Is this section of the wikipedia page for gamma matrices wrong?

[samalkhaiat]

Would it be correct to say that this is the reason we must use tetrads to incorporate fermions in curved spacetime?

Correct. However, the tetrads (veirbein) are necessary objects for any differentiable manifold. They follow from the fact that the spacetime manifold, considered as a topological space, is locally (homeomorphic to \mathbb{R}^{(1, n - 1)}) flat Minkowskian.

Sam

 

[Demystifier]

Samalkhait, thank you for your answer which was quite clear to me. I have a few additional questions.

For this reason, we say that GL(4) does not act in the index-space of spinors.

So does it mean that, under general coordinate transformations, spinors transform as scalars?

And if your answer is yes (which I think would be the correct answer), can we think of Lorentz transformations as nothing but a special case of general coordinate transformation?

And when we interpret Lorentz transformations in that way, then can we say that, in this interpretation at least, spinors transform as scalars under Lorentz transformations?

 

[samalkhaiat]

So does it mean that, under general coordinate transformations, spinors transform as scalars?

And if your answer is yes (which I think would be the correct answer),

In order to stress the fact that spinors do not belong to GL(n), it is better to say that Lorentz spinor is treated as “scalar” in curved space.

can we think of Lorentz transformations as nothing but a special case of general coordinate transformation?

All real matrix groups are subgroups of GL(n, \mathbb{R}) including \mbox{SL} ( n , \mathbb{R}) and \mbox{Spin} (n).

And when we interpret Lorentz transformations in that way, then can we say that, in this interpretation at least, spinors transform as scalars under Lorentz transformations?

You take spinor from flat space and treat it as “scalar” in curved space and then you conclude that spinor is Lorentz scalar?
This is false argument unless you tell people how you define “your” Lorentz scalar and spinor.

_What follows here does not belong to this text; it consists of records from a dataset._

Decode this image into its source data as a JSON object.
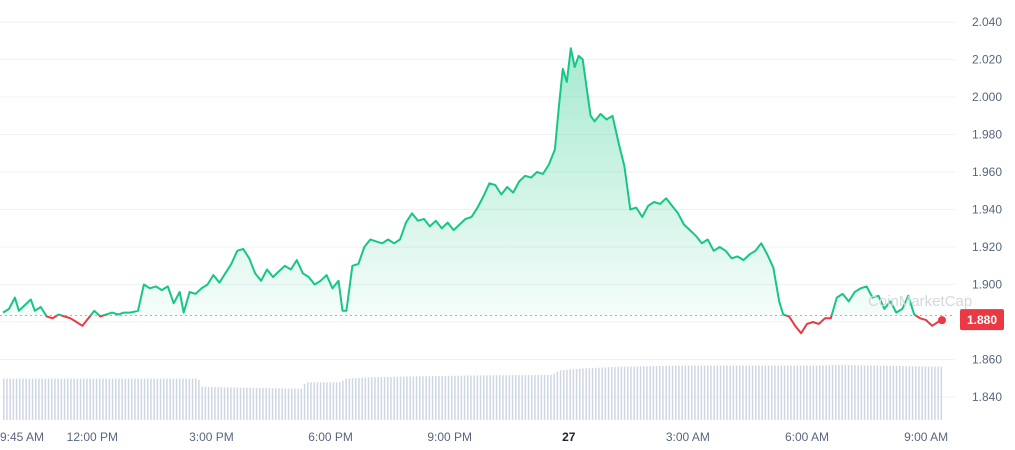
{
  "chart_data": {
    "type": "line",
    "title": "",
    "xlabel": "",
    "ylabel": "",
    "ylim": [
      1.83,
      2.045
    ],
    "y_ticks": [
      "2.040",
      "2.020",
      "2.000",
      "1.980",
      "1.960",
      "1.940",
      "1.920",
      "1.900",
      "1.880",
      "1.860",
      "1.840"
    ],
    "x_ticks": [
      {
        "label": "9:45 AM",
        "hour": 0.0,
        "bold": false
      },
      {
        "label": "12:00 PM",
        "hour": 2.25,
        "bold": false
      },
      {
        "label": "3:00 PM",
        "hour": 5.25,
        "bold": false
      },
      {
        "label": "6:00 PM",
        "hour": 8.25,
        "bold": false
      },
      {
        "label": "9:00 PM",
        "hour": 11.25,
        "bold": false
      },
      {
        "label": "27",
        "hour": 14.25,
        "bold": true
      },
      {
        "label": "3:00 AM",
        "hour": 17.25,
        "bold": false
      },
      {
        "label": "6:00 AM",
        "hour": 20.25,
        "bold": false
      },
      {
        "label": "9:00 AM",
        "hour": 23.25,
        "bold": false
      }
    ],
    "baseline": 1.8835,
    "current_price_label": "1.880",
    "up_color": "#16c784",
    "down_color": "#ea3943",
    "volume_color": "#cfd6e4",
    "watermark": "CoinMarketCap",
    "series": [
      {
        "values": [
          [
            0.0,
            1.885
          ],
          [
            0.15,
            1.887
          ],
          [
            0.3,
            1.893
          ],
          [
            0.4,
            1.886
          ],
          [
            0.55,
            1.889
          ],
          [
            0.7,
            1.892
          ],
          [
            0.8,
            1.886
          ],
          [
            0.95,
            1.888
          ],
          [
            1.1,
            1.883
          ],
          [
            1.25,
            1.882
          ],
          [
            1.4,
            1.884
          ],
          [
            1.55,
            1.883
          ],
          [
            1.7,
            1.882
          ],
          [
            1.85,
            1.88
          ],
          [
            2.0,
            1.878
          ],
          [
            2.15,
            1.882
          ],
          [
            2.3,
            1.886
          ],
          [
            2.45,
            1.883
          ],
          [
            2.6,
            1.884
          ],
          [
            2.75,
            1.885
          ],
          [
            2.9,
            1.884
          ],
          [
            3.05,
            1.885
          ],
          [
            3.2,
            1.885
          ],
          [
            3.4,
            1.886
          ],
          [
            3.55,
            1.9
          ],
          [
            3.7,
            1.898
          ],
          [
            3.85,
            1.899
          ],
          [
            4.0,
            1.897
          ],
          [
            4.15,
            1.899
          ],
          [
            4.3,
            1.89
          ],
          [
            4.45,
            1.896
          ],
          [
            4.55,
            1.885
          ],
          [
            4.7,
            1.896
          ],
          [
            4.85,
            1.895
          ],
          [
            5.0,
            1.898
          ],
          [
            5.15,
            1.9
          ],
          [
            5.3,
            1.905
          ],
          [
            5.45,
            1.901
          ],
          [
            5.6,
            1.906
          ],
          [
            5.75,
            1.911
          ],
          [
            5.9,
            1.918
          ],
          [
            6.05,
            1.919
          ],
          [
            6.2,
            1.914
          ],
          [
            6.35,
            1.906
          ],
          [
            6.5,
            1.902
          ],
          [
            6.65,
            1.908
          ],
          [
            6.8,
            1.904
          ],
          [
            6.95,
            1.907
          ],
          [
            7.1,
            1.91
          ],
          [
            7.25,
            1.908
          ],
          [
            7.4,
            1.913
          ],
          [
            7.55,
            1.906
          ],
          [
            7.7,
            1.904
          ],
          [
            7.85,
            1.9
          ],
          [
            8.0,
            1.902
          ],
          [
            8.15,
            1.905
          ],
          [
            8.3,
            1.898
          ],
          [
            8.45,
            1.902
          ],
          [
            8.55,
            1.886
          ],
          [
            8.65,
            1.886
          ],
          [
            8.8,
            1.91
          ],
          [
            8.95,
            1.911
          ],
          [
            9.1,
            1.92
          ],
          [
            9.25,
            1.924
          ],
          [
            9.4,
            1.923
          ],
          [
            9.55,
            1.922
          ],
          [
            9.7,
            1.924
          ],
          [
            9.85,
            1.922
          ],
          [
            10.0,
            1.924
          ],
          [
            10.15,
            1.933
          ],
          [
            10.3,
            1.938
          ],
          [
            10.45,
            1.934
          ],
          [
            10.6,
            1.935
          ],
          [
            10.75,
            1.931
          ],
          [
            10.9,
            1.934
          ],
          [
            11.05,
            1.93
          ],
          [
            11.2,
            1.933
          ],
          [
            11.35,
            1.929
          ],
          [
            11.5,
            1.932
          ],
          [
            11.65,
            1.935
          ],
          [
            11.8,
            1.936
          ],
          [
            11.95,
            1.941
          ],
          [
            12.1,
            1.947
          ],
          [
            12.25,
            1.954
          ],
          [
            12.4,
            1.953
          ],
          [
            12.55,
            1.948
          ],
          [
            12.7,
            1.952
          ],
          [
            12.85,
            1.949
          ],
          [
            13.0,
            1.955
          ],
          [
            13.15,
            1.958
          ],
          [
            13.3,
            1.957
          ],
          [
            13.45,
            1.96
          ],
          [
            13.6,
            1.959
          ],
          [
            13.75,
            1.964
          ],
          [
            13.9,
            1.972
          ],
          [
            14.0,
            1.995
          ],
          [
            14.1,
            2.015
          ],
          [
            14.2,
            2.008
          ],
          [
            14.3,
            2.026
          ],
          [
            14.4,
            2.016
          ],
          [
            14.5,
            2.022
          ],
          [
            14.6,
            2.02
          ],
          [
            14.7,
            2.005
          ],
          [
            14.8,
            1.99
          ],
          [
            14.9,
            1.987
          ],
          [
            15.05,
            1.991
          ],
          [
            15.2,
            1.988
          ],
          [
            15.35,
            1.99
          ],
          [
            15.5,
            1.976
          ],
          [
            15.65,
            1.963
          ],
          [
            15.8,
            1.94
          ],
          [
            15.95,
            1.941
          ],
          [
            16.1,
            1.936
          ],
          [
            16.25,
            1.942
          ],
          [
            16.4,
            1.944
          ],
          [
            16.55,
            1.943
          ],
          [
            16.7,
            1.946
          ],
          [
            16.85,
            1.942
          ],
          [
            17.0,
            1.938
          ],
          [
            17.15,
            1.932
          ],
          [
            17.3,
            1.929
          ],
          [
            17.45,
            1.926
          ],
          [
            17.6,
            1.922
          ],
          [
            17.75,
            1.924
          ],
          [
            17.9,
            1.918
          ],
          [
            18.05,
            1.92
          ],
          [
            18.2,
            1.918
          ],
          [
            18.35,
            1.914
          ],
          [
            18.5,
            1.915
          ],
          [
            18.65,
            1.913
          ],
          [
            18.8,
            1.916
          ],
          [
            18.95,
            1.918
          ],
          [
            19.1,
            1.922
          ],
          [
            19.25,
            1.916
          ],
          [
            19.4,
            1.909
          ],
          [
            19.55,
            1.891
          ],
          [
            19.65,
            1.884
          ],
          [
            19.8,
            1.883
          ],
          [
            19.95,
            1.878
          ],
          [
            20.1,
            1.874
          ],
          [
            20.25,
            1.879
          ],
          [
            20.4,
            1.88
          ],
          [
            20.55,
            1.879
          ],
          [
            20.7,
            1.882
          ],
          [
            20.85,
            1.882
          ],
          [
            21.0,
            1.893
          ],
          [
            21.15,
            1.895
          ],
          [
            21.3,
            1.891
          ],
          [
            21.45,
            1.896
          ],
          [
            21.6,
            1.898
          ],
          [
            21.75,
            1.899
          ],
          [
            21.9,
            1.893
          ],
          [
            22.05,
            1.894
          ],
          [
            22.2,
            1.887
          ],
          [
            22.35,
            1.891
          ],
          [
            22.5,
            1.885
          ],
          [
            22.65,
            1.887
          ],
          [
            22.8,
            1.894
          ],
          [
            22.95,
            1.884
          ],
          [
            23.1,
            1.882
          ],
          [
            23.25,
            1.881
          ],
          [
            23.4,
            1.878
          ],
          [
            23.55,
            1.88
          ],
          [
            23.65,
            1.881
          ]
        ]
      }
    ],
    "volume": [
      [
        0.0,
        0.9
      ],
      [
        4.9,
        0.9
      ],
      [
        5.0,
        0.72
      ],
      [
        7.5,
        0.68
      ],
      [
        7.6,
        0.82
      ],
      [
        8.5,
        0.82
      ],
      [
        8.6,
        0.9
      ],
      [
        9.3,
        0.93
      ],
      [
        10.5,
        0.95
      ],
      [
        12.0,
        0.97
      ],
      [
        13.8,
        0.98
      ],
      [
        14.0,
        1.08
      ],
      [
        14.6,
        1.12
      ],
      [
        15.5,
        1.16
      ],
      [
        17.0,
        1.18
      ],
      [
        20.5,
        1.18
      ],
      [
        21.0,
        1.2
      ],
      [
        22.0,
        1.18
      ],
      [
        23.65,
        1.16
      ]
    ]
  }
}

The usual definition of Lorentz scalar and Lorentz spionr are the following:

Lorentz scalar is an object with vanishing spin matrix, i.e. under Lorentz transformation, a scalar field transforms by the identity matrix:
\phi_{ i } ( x ) \leftarrow \bar{ \phi }_{ i } ( \bar{ x } ) = \delta^{ j }_{ i } \phi_{ j } ( x ) .
In the representation theory, we say that Lorentz scalar belongs to the representation space V^{ ( 0 , 0 ) }.

Lorentz (bi)spinor is an object with non-vanishing spin matrix \Sigma^{ \mu \nu }, i.e. under Lorentz transformation, Dirac spinor field transforms as
\psi ( x ) \rightarrow \psi^{ ' } ( \bar{ x } ) = \exp ( - \frac{ i }{ 2 } \omega_{ \mu \nu } \Sigma^{ \mu \nu } ) \psi ( x ) .
In the representation theory, we say that (bi)spinor belongs to the representation space V^{ ( 0 , 1/2 ) } \oplus V^{ ( 1/2 , 0 ) } .

Suppose (for the sake of argument) that \psi is Lorentz scalar, then \partial_{ a } \psi is Lorentz vector.

Now, Einstein’s EP tells you that the derivative of scalar is covariant vector in curved space. So, \partial_{ a } \psi \rightarrow \partial_{ \mu } \psi, i.e., there is no need for connection!

Suppose (as you say) that \gamma^{ a } is Lorentz vector. Thus, in curved space, we will have the contra-variant vector \gamma^{ \mu }.

Thus, you would conclude (in 3 seconds) that Dirac equation i \gamma^{ \mu } \partial_{ \mu } \psi = 0, is generally covariant. Of course, we know this is not true.

We also know, It took 30 years to figure out the correct form of Dirac equation in GR.